Most dads would worry about their daughter spending so much time with a group of men, but not my father. Instead, he encourages me to train with them.

Not like he's had anything to worry about. These men were more interested in training than trying to get into my pants. And I have never wanted any of them.

Until Mitch Rapp came along.

When Irene introduced Mitch to my father, I watched from the porch with my arms folded across my chest. I wasn't sure exactly what they were saying to each other, but what I did know was that this kid thought pretty highly of his abilities.

"He's got another thing coming," I mumbled.
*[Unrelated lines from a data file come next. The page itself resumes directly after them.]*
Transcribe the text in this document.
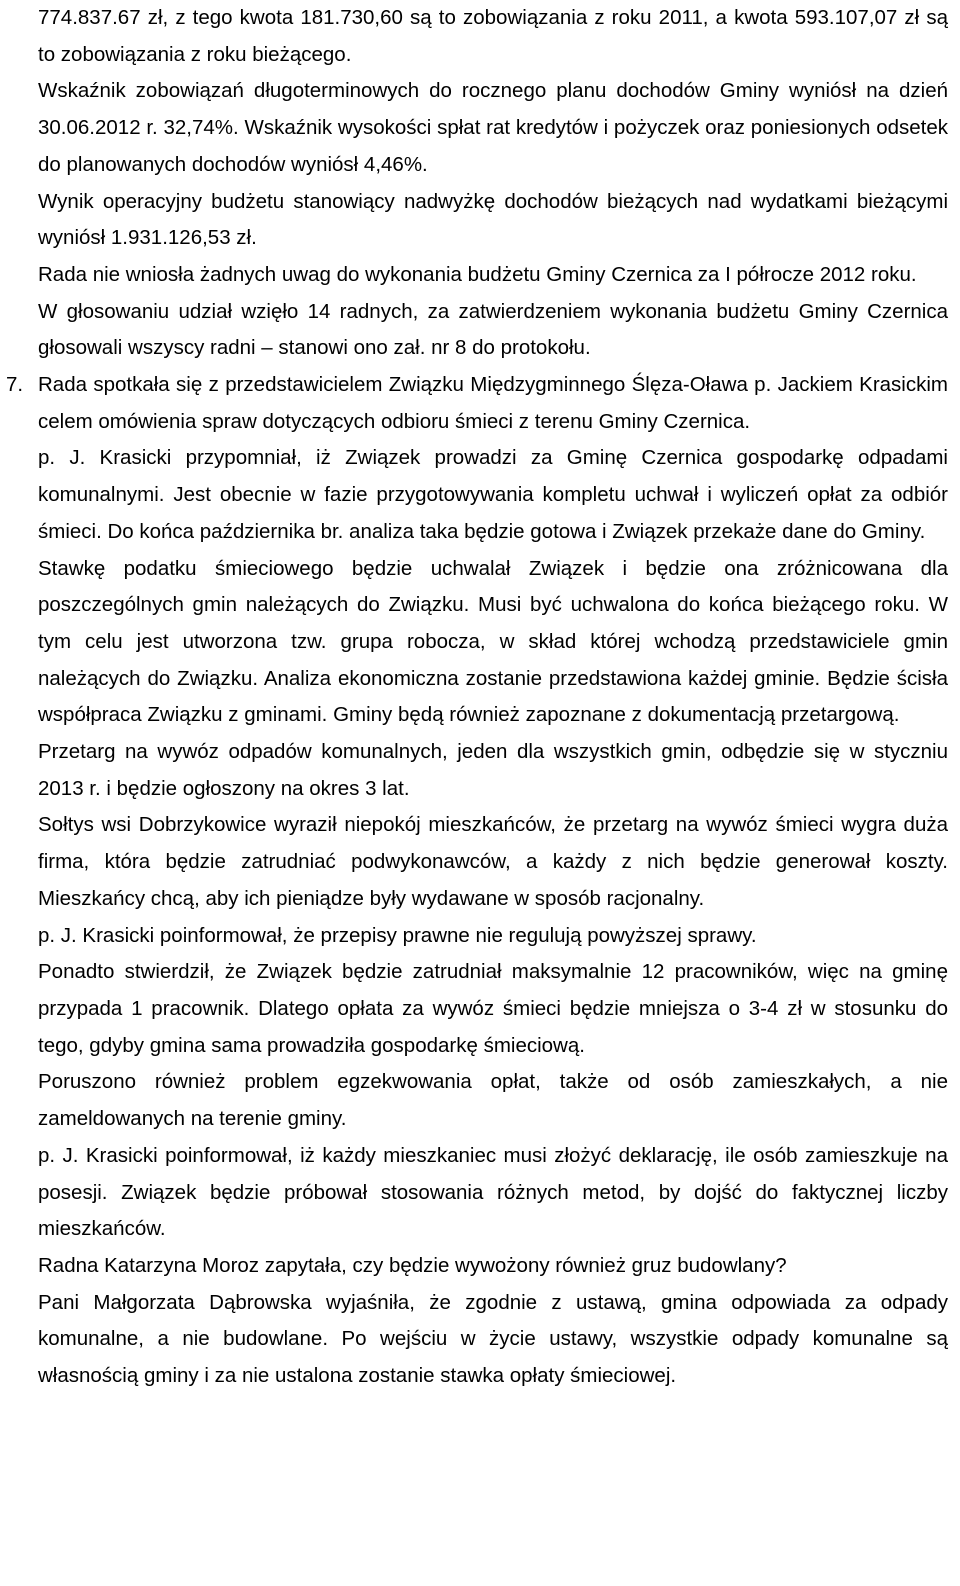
774.837.67 zł, z tego kwota 181.730,60 są to zobowiązania z roku 2011, a kwota 593.107,07 zł są to zobowiązania z roku bieżącego.

Wskaźnik zobowiązań długoterminowych do rocznego planu dochodów Gminy wyniósł na dzień 30.06.2012 r. 32,74%. Wskaźnik wysokości spłat rat kredytów i pożyczek oraz poniesionych odsetek do planowanych dochodów wyniósł 4,46%.

Wynik operacyjny budżetu stanowiący nadwyżkę dochodów bieżących nad wydatkami bieżącymi wyniósł 1.931.126,53 zł.

Rada nie wniosła żadnych uwag do wykonania budżetu Gminy Czernica za I półrocze 2012 roku.

W głosowaniu udział wzięło 14 radnych, za zatwierdzeniem wykonania budżetu Gminy Czernica głosowali wszyscy radni – stanowi ono zał. nr 8 do protokołu.

7. Rada spotkała się z przedstawicielem Związku Międzygminnego Ślęza-Oława p. Jackiem Krasickim celem omówienia spraw dotyczących odbioru śmieci z terenu Gminy Czernica.

p. J. Krasicki przypomniał, iż Związek prowadzi za Gminę Czernica gospodarkę odpadami komunalnymi. Jest obecnie w fazie przygotowywania kompletu uchwał i wyliczeń opłat za odbiór śmieci. Do końca października br. analiza taka będzie gotowa i Związek przekaże dane do Gminy.

Stawkę podatku śmieciowego będzie uchwalał Związek i będzie ona zróżnicowana dla poszczególnych gmin należących do Związku. Musi być uchwalona do końca bieżącego roku. W tym celu jest utworzona tzw. grupa robocza, w skład której wchodzą przedstawiciele gmin należących do Związku. Analiza ekonomiczna zostanie przedstawiona każdej gminie. Będzie ścisła współpraca Związku z gminami. Gminy będą również zapoznane z dokumentacją przetargową.

Przetarg na wywóz odpadów komunalnych, jeden dla wszystkich gmin, odbędzie się w styczniu 2013 r. i będzie ogłoszony na okres 3 lat.

Sołtys wsi Dobrzykowice wyraził niepokój mieszkańców, że przetarg na wywóz śmieci wygra duża firma, która będzie zatrudniać podwykonawców, a każdy z nich będzie generował koszty. Mieszkańcy chcą, aby ich pieniądze były wydawane w sposób racjonalny.

p. J. Krasicki poinformował, że przepisy prawne nie regulują powyższej sprawy.

Ponadto stwierdził, że Związek będzie zatrudniał maksymalnie 12 pracowników, więc na gminę przypada 1 pracownik. Dlatego opłata za wywóz śmieci będzie mniejsza o 3-4 zł w stosunku do tego, gdyby gmina sama prowadziła gospodarkę śmieciową.

Poruszono również problem egzekwowania opłat, także od osób zamieszkałych, a nie zameldowanych na terenie gminy.

p. J. Krasicki poinformował, iż każdy mieszkaniec musi złożyć deklarację, ile osób zamieszkuje na posesji. Związek będzie próbował stosowania różnych metod, by dojść do faktycznej liczby mieszkańców.

Radna Katarzyna Moroz zapytała, czy będzie wywożony również gruz budowlany?

Pani Małgorzata Dąbrowska wyjaśniła, że zgodnie z ustawą, gmina odpowiada za odpady komunalne, a nie budowlane. Po wejściu w życie ustawy, wszystkie odpady komunalne są własnością gminy i za nie ustalona zostanie stawka opłaty śmieciowej.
I walked away before I could hear them finish their conversation. When I looked over my shoulder to close the door, I noticed Mitch had been watching me walk away.

*****

The next day, I watched his first training session. It wasn't a secret that he had had his own training before this. He may not have had the FBI or CIA training habits most agents develop, but he wasn't as clean and precise in his movements as he could be.

About a week after he had arrived, I was up late doing some of my online homework when he came into the kitchen.

"Hey, you're Stan's daughter right?" He asked as he got a beer from the fridge.

"Y/N," I mumbled, not looking away from my computer. I felt his eyes on me as I finished my essay and turned it in.

"What are you doing?" He asked, sitting on the bar stool next to me. I looked over at him, seeing the bags under his eyes.

"I go to school online," I said, rolling my eyes.

"Really?" He scoffed. I took a deep breath before fully turning towards him.

"Yeah, not all of us can go to some fancy boarding school like you did. Some of us were raised here. Some of us have never left this damn house." I slammed my laptop shut, picked it up and left.

*****

A month later, some of the men decided to throw a party. I was drinking my beer slightly swaying to the music when Mitch came over. "Hey," he said, taking a sip of his drink.

"Hi," I mumbled.

"I think we got off on the wrong foot," he said suddenly.

"Doesn't matter," I shrugged. I tried to walk away, but he grabbed my wrist and turned me back around so I was facing him.

"Why do you hate me?" he asked, looking directly into my eyes.

I scoffed as I pulled my hand out of his grasp. "Because you are pathetic."

"Pathetic?" He said through gritted teeth.

"Yes," I said with a smirk. "You refuse to let go of the past even though it holds you back. Your fiancé was killed and that's awful, but you can't keep using it as an excuse to go around brutally murdering people. You need to start using that anger and hatred and pain to fuel your strength. Either you use it or it uses you and I promise, once it uses you, it will kill you."